Both. By reducing average input token counts — often by 60–80% in well-implemented systems — you directly reduce per-query API costs. The cost reduction is most significant for high-volume agents where many queries are routine and narrow. Performance improvements (accuracy, reduced instruction interference, better tool selection) are typically more consistent across the board.
Key Takeaways
- Progressive disclosure loads only the instructions, tools, and context an agent needs for a specific query — keeping context windows lean and reasoning focused.
- Context bloat causes instruction interference, poor tool selection, and degrading performance as agent capabilities grow. Progressive disclosure is the solution.
- Pydantic AI 2.0’s system prompt functions and dependency injection provide a structured, testable implementation path.
- Implementation patterns range from simple category routing to multi-agent architectures with specialized sub-agents — choose based on your scale and complexity.
- Building a progressive disclosure system requires: auditing existing instructions, defining category boundaries, building a routing layer, modularizing instructions, and conditionally registering tools.
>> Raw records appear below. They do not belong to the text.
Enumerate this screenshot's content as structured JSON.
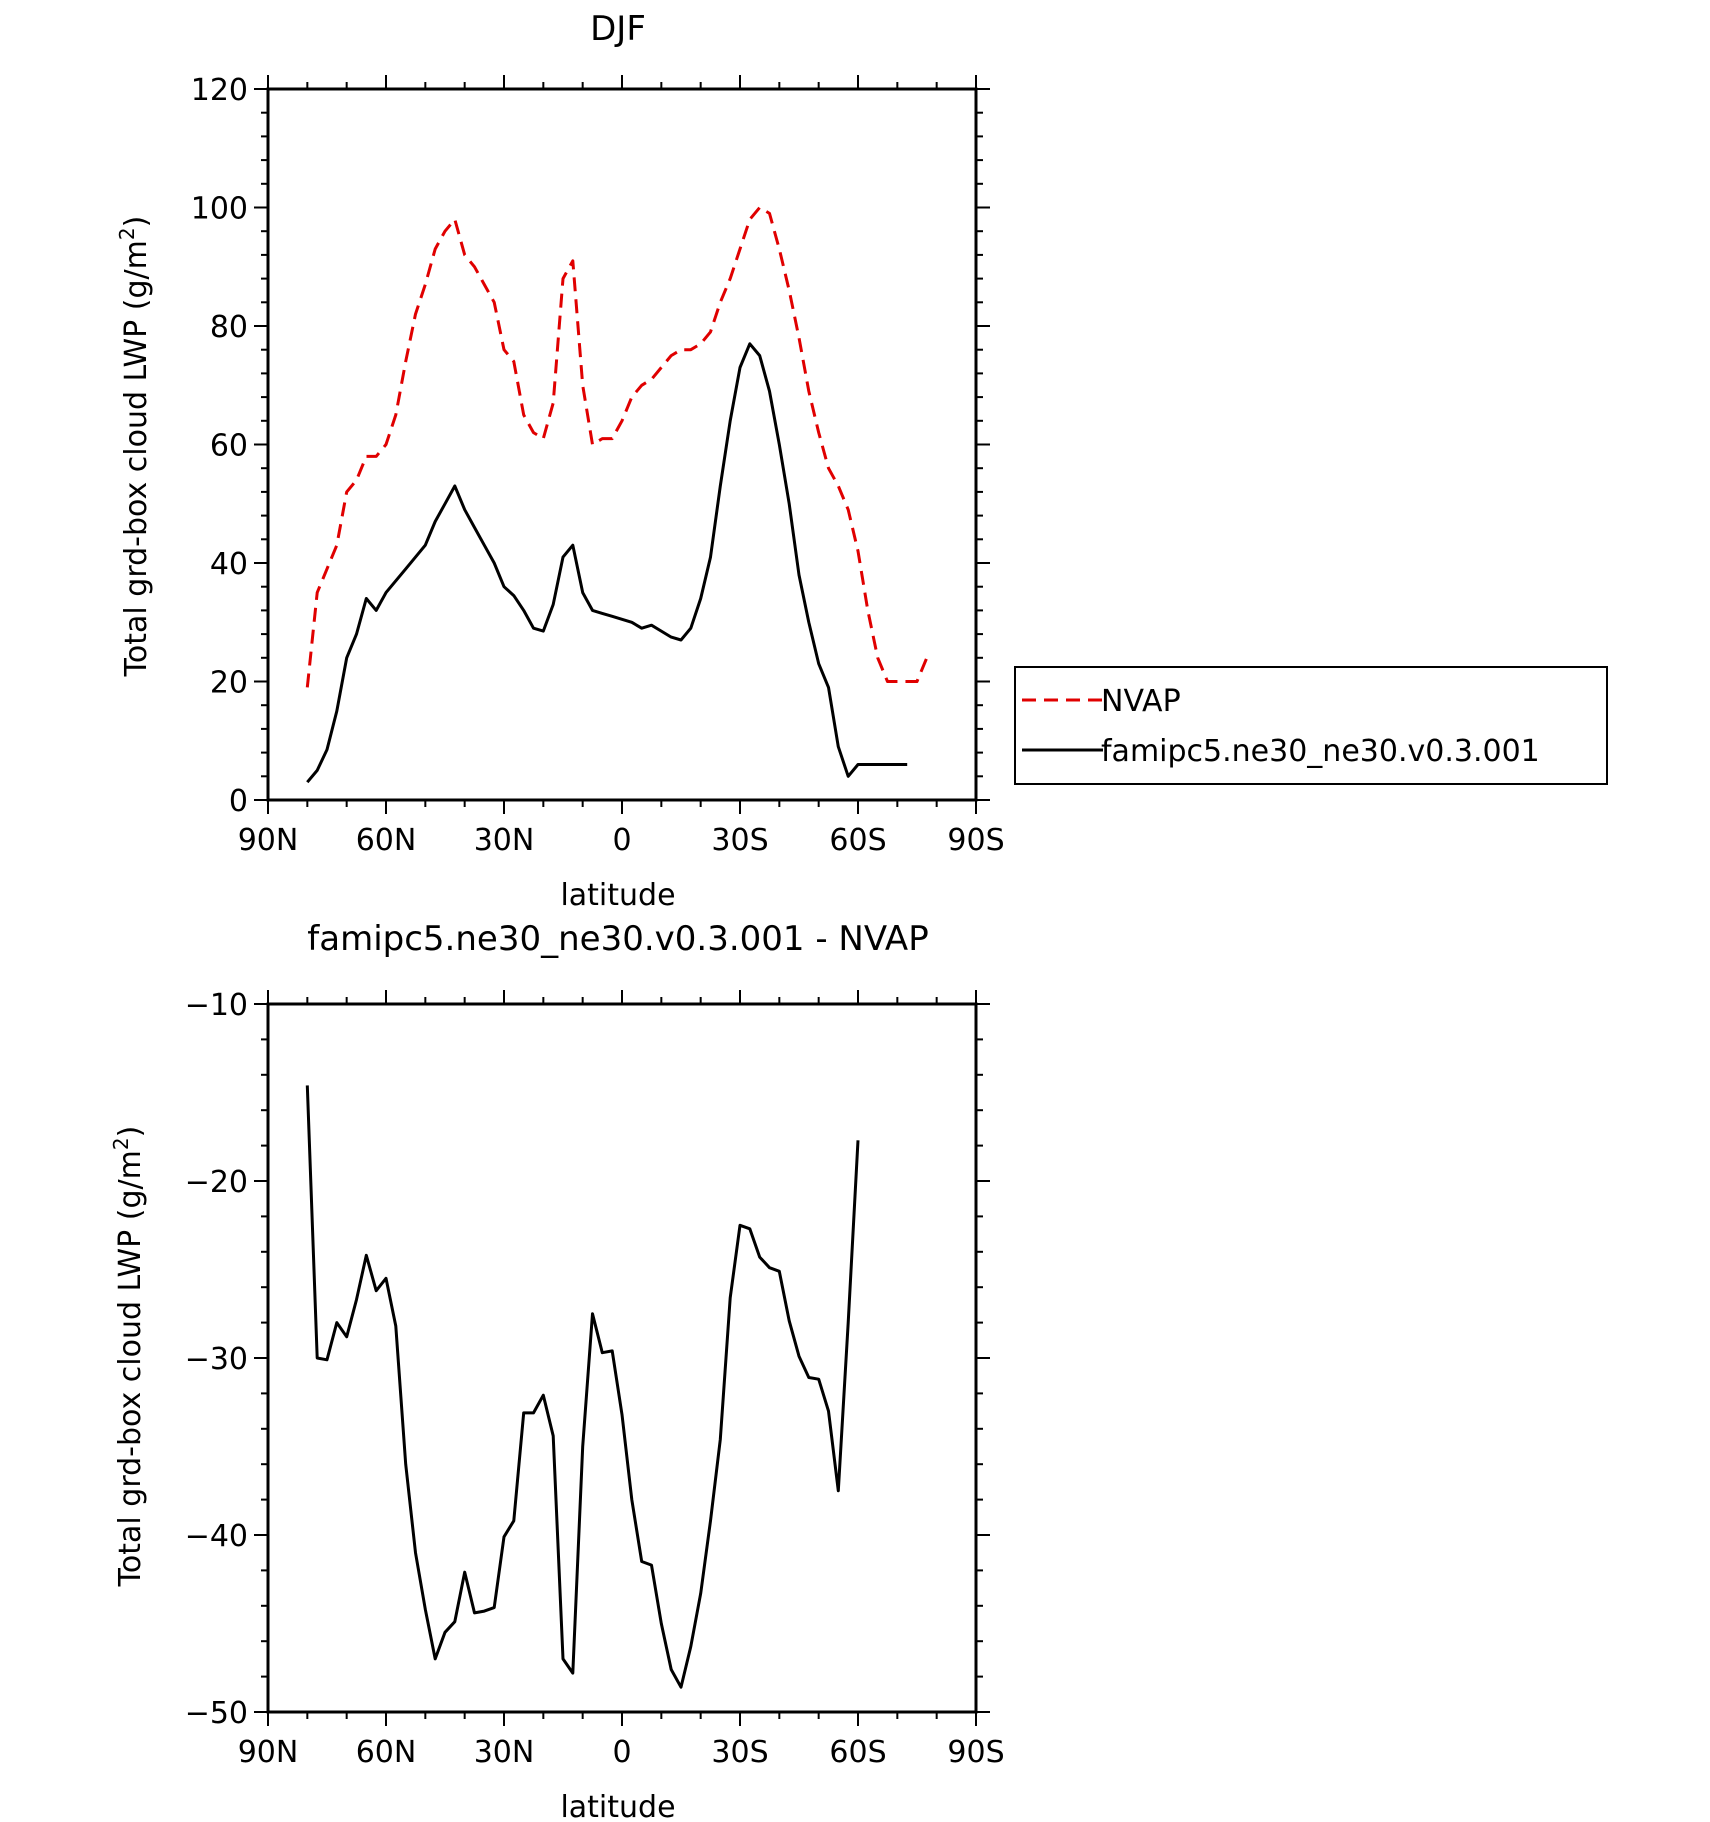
{
  "chart_data": [
    {
      "type": "line",
      "title": "DJF",
      "xlabel": "latitude",
      "ylabel": "Total grd-box cloud LWP (g/m",
      "ylabel_sup": "2",
      "ylabel_close": ")",
      "xlim": [
        90,
        -90
      ],
      "ylim": [
        0,
        120
      ],
      "xticks": [
        {
          "v": 90,
          "label": "90N"
        },
        {
          "v": 60,
          "label": "60N"
        },
        {
          "v": 30,
          "label": "30N"
        },
        {
          "v": 0,
          "label": "0"
        },
        {
          "v": -30,
          "label": "30S"
        },
        {
          "v": -60,
          "label": "60S"
        },
        {
          "v": -90,
          "label": "90S"
        }
      ],
      "yticks": [
        {
          "v": 0,
          "label": "0"
        },
        {
          "v": 20,
          "label": "20"
        },
        {
          "v": 40,
          "label": "40"
        },
        {
          "v": 60,
          "label": "60"
        },
        {
          "v": 80,
          "label": "80"
        },
        {
          "v": 100,
          "label": "100"
        },
        {
          "v": 120,
          "label": "120"
        }
      ],
      "grid": false,
      "legend_position": "outside-right",
      "series": [
        {
          "name": "NVAP",
          "color": "#e00000",
          "dash": "dashed",
          "x": [
            80,
            77.5,
            75,
            72.5,
            70,
            67.5,
            65,
            62.5,
            60,
            57.5,
            55,
            52.5,
            50,
            47.5,
            45,
            42.5,
            40,
            37.5,
            35,
            32.5,
            30,
            27.5,
            25,
            22.5,
            20,
            17.5,
            15,
            12.5,
            10,
            7.5,
            5,
            2.5,
            0,
            -2.5,
            -5,
            -7.5,
            -10,
            -12.5,
            -15,
            -17.5,
            -20,
            -22.5,
            -25,
            -27.5,
            -30,
            -32.5,
            -35,
            -37.5,
            -40,
            -42.5,
            -45,
            -47.5,
            -50,
            -52.5,
            -55,
            -57.5,
            -60,
            -62.5,
            -65,
            -67.5,
            -70,
            -72.5,
            -75,
            -77.5
          ],
          "values": [
            19,
            35,
            39,
            43,
            52,
            54,
            58,
            58,
            60,
            65,
            74,
            82,
            87,
            93,
            96,
            98,
            92,
            90,
            87,
            84,
            76,
            74,
            65,
            62,
            61,
            67,
            88,
            91,
            70,
            60,
            61,
            61,
            64,
            68,
            70,
            71,
            73,
            75,
            76,
            76,
            77,
            79,
            84,
            88,
            93,
            98,
            100,
            99,
            93,
            86,
            78,
            69,
            62,
            56,
            53,
            49,
            42,
            32,
            24,
            20,
            20,
            20,
            20,
            24
          ],
          "n_points": 64
        },
        {
          "name": "famipc5.ne30_ne30.v0.3.001",
          "color": "#000000",
          "dash": "solid",
          "x": [
            80,
            77.5,
            75,
            72.5,
            70,
            67.5,
            65,
            62.5,
            60,
            57.5,
            55,
            52.5,
            50,
            47.5,
            45,
            42.5,
            40,
            37.5,
            35,
            32.5,
            30,
            27.5,
            25,
            22.5,
            20,
            17.5,
            15,
            12.5,
            10,
            7.5,
            5,
            2.5,
            0,
            -2.5,
            -5,
            -7.5,
            -10,
            -12.5,
            -15,
            -17.5,
            -20,
            -22.5,
            -25,
            -27.5,
            -30,
            -32.5,
            -35,
            -37.5,
            -40,
            -42.5,
            -45,
            -47.5,
            -50,
            -52.5,
            -55,
            -57.5,
            -60,
            -62.5,
            -65,
            -67.5,
            -70,
            -72.5,
            -75,
            -77.5
          ],
          "values": [
            3,
            5,
            8.5,
            15,
            24,
            28,
            34,
            32,
            35,
            37,
            39,
            41,
            43,
            47,
            50,
            53,
            49,
            46,
            43,
            40,
            36,
            34.5,
            32,
            29,
            28.5,
            33,
            41,
            43,
            35,
            32,
            31.5,
            31,
            30.5,
            30,
            29,
            29.5,
            28.5,
            27.5,
            27,
            29,
            34,
            41,
            53,
            64,
            73,
            77,
            75,
            69,
            60,
            50,
            38,
            30,
            23,
            19,
            9,
            4,
            6,
            6,
            6,
            6,
            6,
            6,
            6,
            6
          ]
        }
      ]
    },
    {
      "type": "line",
      "title": "famipc5.ne30_ne30.v0.3.001 - NVAP",
      "xlabel": "latitude",
      "ylabel": "Total grd-box cloud LWP (g/m",
      "ylabel_sup": "2",
      "ylabel_close": ")",
      "xlim": [
        90,
        -90
      ],
      "ylim": [
        -50,
        -10
      ],
      "xticks": [
        {
          "v": 90,
          "label": "90N"
        },
        {
          "v": 60,
          "label": "60N"
        },
        {
          "v": 30,
          "label": "30N"
        },
        {
          "v": 0,
          "label": "0"
        },
        {
          "v": -30,
          "label": "30S"
        },
        {
          "v": -60,
          "label": "60S"
        },
        {
          "v": -90,
          "label": "90S"
        }
      ],
      "yticks": [
        {
          "v": -50,
          "label": "−50"
        },
        {
          "v": -40,
          "label": "−40"
        },
        {
          "v": -30,
          "label": "−30"
        },
        {
          "v": -20,
          "label": "−20"
        },
        {
          "v": -10,
          "label": "−10"
        }
      ],
      "grid": false,
      "series": [
        {
          "name": "",
          "color": "#000000",
          "dash": "solid",
          "x": [
            80,
            77.5,
            75,
            72.5,
            70,
            67.5,
            65,
            62.5,
            60,
            57.5,
            55,
            52.5,
            50,
            47.5,
            45,
            42.5,
            40,
            37.5,
            35,
            32.5,
            30,
            27.5,
            25,
            22.5,
            20,
            17.5,
            15,
            12.5,
            10,
            7.5,
            5,
            2.5,
            0,
            -2.5,
            -5,
            -7.5,
            -10,
            -12.5,
            -15,
            -17.5,
            -20,
            -22.5,
            -25,
            -27.5,
            -30,
            -32.5,
            -35,
            -37.5,
            -40,
            -42.5,
            -45,
            -47.5,
            -50,
            -52.5,
            -55,
            -57.5,
            -60,
            -62.5,
            -65,
            -67.5,
            -70,
            -72.5,
            -75,
            -77.5
          ],
          "values": [
            -14.6,
            -30,
            -30.1,
            -28,
            -28.8,
            -26.7,
            -24.2,
            -26.2,
            -25.5,
            -28.2,
            -36,
            -41,
            -44.2,
            -47,
            -45.5,
            -44.9,
            -42.1,
            -44.4,
            -44.3,
            -44.1,
            -40.1,
            -39.2,
            -33.1,
            -33.1,
            -32.1,
            -34.4,
            -47,
            -47.8,
            -35,
            -27.5,
            -29.7,
            -29.6,
            -33.2,
            -38,
            -41.5,
            -41.7,
            -45,
            -47.6,
            -48.6,
            -46.3,
            -43.3,
            -39.2,
            -34.6,
            -26.6,
            -22.5,
            -22.7,
            -24.3,
            -24.9,
            -25.1,
            -27.9,
            -29.9,
            -31.1,
            -31.2,
            -33,
            -37.5,
            -28,
            -17.7,
            -17.7,
            -17.7,
            -17.7,
            -17.7,
            -17.7,
            -17.7,
            -17.7
          ]
        }
      ]
    }
  ]
}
- MindStudio’s visual workflow builder makes this architecture buildable without writing infrastructure code — and free to prototype.
If your agent handles more than 3–4 distinct workflows and you haven’t modularized its instructions yet, it’s already working harder than it should. Start with the audit, find the natural category splits, and build a routing layer. The performance difference is measurable and the cost reduction is immediate.